Анжелика смеялась все громче. Только что они ссорились, и вот уже пальцы Филиппа ищут застежку ее корсажа.

— Осторожнее, Филипп, ради всего святого. Вы порвете ее, а ее алмазная отделка обошлась мне в двести тысяч экю. Можно подумать, что вам не приходилось раздевать женщин.

— Глупая предосторожность! Ведь все, что нужно, — это просто задрать юбку.

Она прижала палец к его губам.

— Не будьте грубым, Филипп. Вы ничего не понимаете в любви и не знаете, каким бывает наслаждение.

— Так научите меня. Покажите, что делает женщина, когда в любовники ей достается мужчина, прекрасный, как бог!

В его голосе звучала горечь.

Она повисла у него на шее. Ноги ее подкашивались. Он осторожно положил ее прямо на пушистый ворс теплого ковра.

— Филипп… Филипп, — бормотала она, — неужели вы полагаете, что это подходящее место для такого урока?

— А почему бы и нет?

— Прямо на ковре?

— Да, на ковре.
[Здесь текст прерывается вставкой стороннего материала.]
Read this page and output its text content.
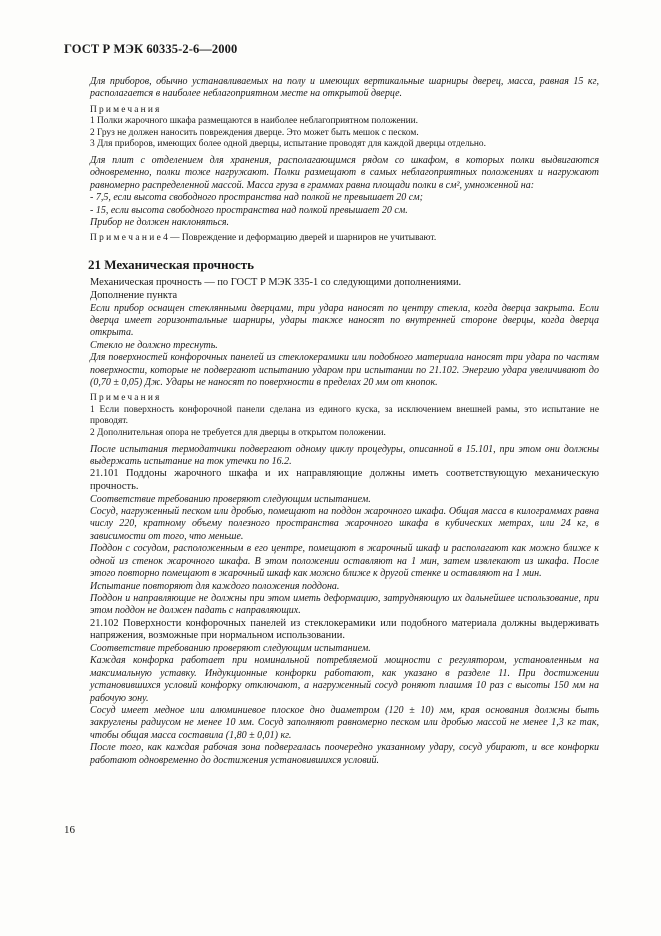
ГОСТ Р МЭК 60335-2-6—2000

Для приборов, обычно устанавливаемых на полу и имеющих вертикальные шарниры дверец, масса, равная 15 кг, располагается в наиболее неблагоприятном месте на открытой дверце.

Примечания

1 Полки жарочного шкафа размещаются в наиболее неблагоприятном положении.

2 Груз не должен наносить повреждения дверце. Это может быть мешок с песком.

3 Для приборов, имеющих более одной дверцы, испытание проводят для каждой дверцы отдельно.

Для плит с отделением для хранения, располагающимся рядом со шкафом, в которых полки выдвигаются одновременно, полки тоже нагружают. Полки размещают в самых неблагоприятных положениях и нагружают равномерно распределенной массой. Масса груза в граммах равна площади полки в см², умноженной на:

- 7,5, если высота свободного пространства над полкой не превышает 20 см;

- 15, если высота свободного пространства над полкой превышает 20 см.

Прибор не должен наклоняться.

П р и м е ч а н и е 4 — Повреждение и деформацию дверей и шарниров не учитывают.

21 Механическая прочность

Механическая прочность — по ГОСТ Р МЭК 335-1 со следующими дополнениями.

Дополнение пункта

Если прибор оснащен стеклянными дверцами, три удара наносят по центру стекла, когда дверца закрыта. Если дверца имеет горизонтальные шарниры, удары также наносят по внутренней стороне дверцы, когда дверца открыта.

Стекло не должно треснуть.

Для поверхностей конфорочных панелей из стеклокерамики или подобного материала наносят три удара по частям поверхности, которые не подвергают испытанию ударом при испытании по 21.102. Энергию удара увеличивают до (0,70 ± 0,05) Дж. Удары не наносят по поверхности в пределах 20 мм от кнопок.

Примечания

1 Если поверхность конфорочной панели сделана из единого куска, за исключением внешней рамы, это испытание не проводят.

2 Дополнительная опора не требуется для дверцы в открытом положении.

После испытания термодатчики подвергают одному циклу процедуры, описанной в 15.101, при этом они должны выдержать испытание на ток утечки по 16.2.

21.101 Поддоны жарочного шкафа и их направляющие должны иметь соответствующую механическую прочность.

Соответствие требованию проверяют следующим испытанием.

Сосуд, нагруженный песком или дробью, помещают на поддон жарочного шкафа. Общая масса в килограммах равна числу 220, кратному объему полезного пространства жарочного шкафа в кубических метрах, или 24 кг, в зависимости от того, что меньше.

Поддон с сосудом, расположенным в его центре, помещают в жарочный шкаф и располагают как можно ближе к одной из стенок жарочного шкафа. В этом положении оставляют на 1 мин, затем извлекают из шкафа. После этого повторно помещают в жарочный шкаф как можно ближе к другой стенке и оставляют на 1 мин.

Испытание повторяют для каждого положения поддона.

Поддон и направляющие не должны при этом иметь деформацию, затрудняющую их дальнейшее использование, при этом поддон не должен падать с направляющих.

21.102 Поверхности конфорочных панелей из стеклокерамики или подобного материала должны выдерживать напряжения, возможные при нормальном использовании.

Соответствие требованию проверяют следующим испытанием.

Каждая конфорка работает при номинальной потребляемой мощности с регулятором, установленным на максимальную уставку. Индукционные конфорки работают, как указано в разделе 11. При достижении установившихся условий конфорку отключают, а нагруженный сосуд роняют плашмя 10 раз с высоты 150 мм на рабочую зону.

Сосуд имеет медное или алюминиевое плоское дно диаметром (120 ± 10) мм, края основания должны быть закруглены радиусом не менее 10 мм. Сосуд заполняют равномерно песком или дробью массой не менее 1,3 кг так, чтобы общая масса составила (1,80 ± 0,01) кг.

После того, как каждая рабочая зона подвергалась поочередно указанному удару, сосуд убирают, и все конфорки работают одновременно до достижения установившихся условий.

16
Солдатом я был, солдатом и останусь. Если я не могу обладать собственной женой в собственном доме, то на что же я тогда вообще способен?

— А если кто-нибудь войдет?

— Ну и что?! Я хочу вас! Я чувствую, что вы готовы принять меня. Ваши глаза блестят, как звезды, ваши губы влажны…

Он видел, как ее лицо осветилось внезапной радостью.

— Теперь, моя маленькая кузина, мы будем играть в более интересную игру, чем в ранней юности.

Анжелика издала стон, отдаваясь на милость победителя. Она была не в состоянии сопротивляться зову плоти. Напротив, она только приветствовала его.

— Не спешите, любовь моя… — шептала она. — Дайте время прийти в себя!

Он страстно обнял ее и как будто впервые осознал, что перед ним находится женщина. Она медленно закрыла глаза, отдаваясь своей любовной мечте. Неповиновение, которое он так часто видел на ее искривленном рте, куда-то спряталось. Губы ее полуоткрылись, дыхание участилось. Они уже не были врагами. Он нежно изучал ее, и его охватила дрожь открытия, ибо он понял, что оно ведет к еще непознанным тайнам.

Восхищение и надежда ширились в нем по мере того, как чувственность ее возрастала. Приближался миг их перехода в мир наслаждений.

Его мужское достоинство возрастало и укреплялось в нем по мере того, как он шел к цели, которая и не думала уходить от него. Он думал о том, как она унижала его прежде, и что он никогда и никого не ненавидел больше, чем ее. Но теперь он смотрел на нее, и сердце его билось с новой силой. Где же теперь та молодая женщина, что бросила ему когда-то вызов?

Но тут он вдруг почувствовал, что она уходит от него подобно раненому зверю, взывая к его милосердию.

Долгая дрожь пронзила Анжелику, и она поняла, что приближается момент, когда он станет ее властелином.

Каждая секунда этой любовной игры радовала его все больше и больше, подогревая в нем чувство победы, которое он прежде не ощущал. Он победил в сражении с достойным противником и на сей раз получил приз, который ускользал от него раньше. Больше он не будет уступать ей.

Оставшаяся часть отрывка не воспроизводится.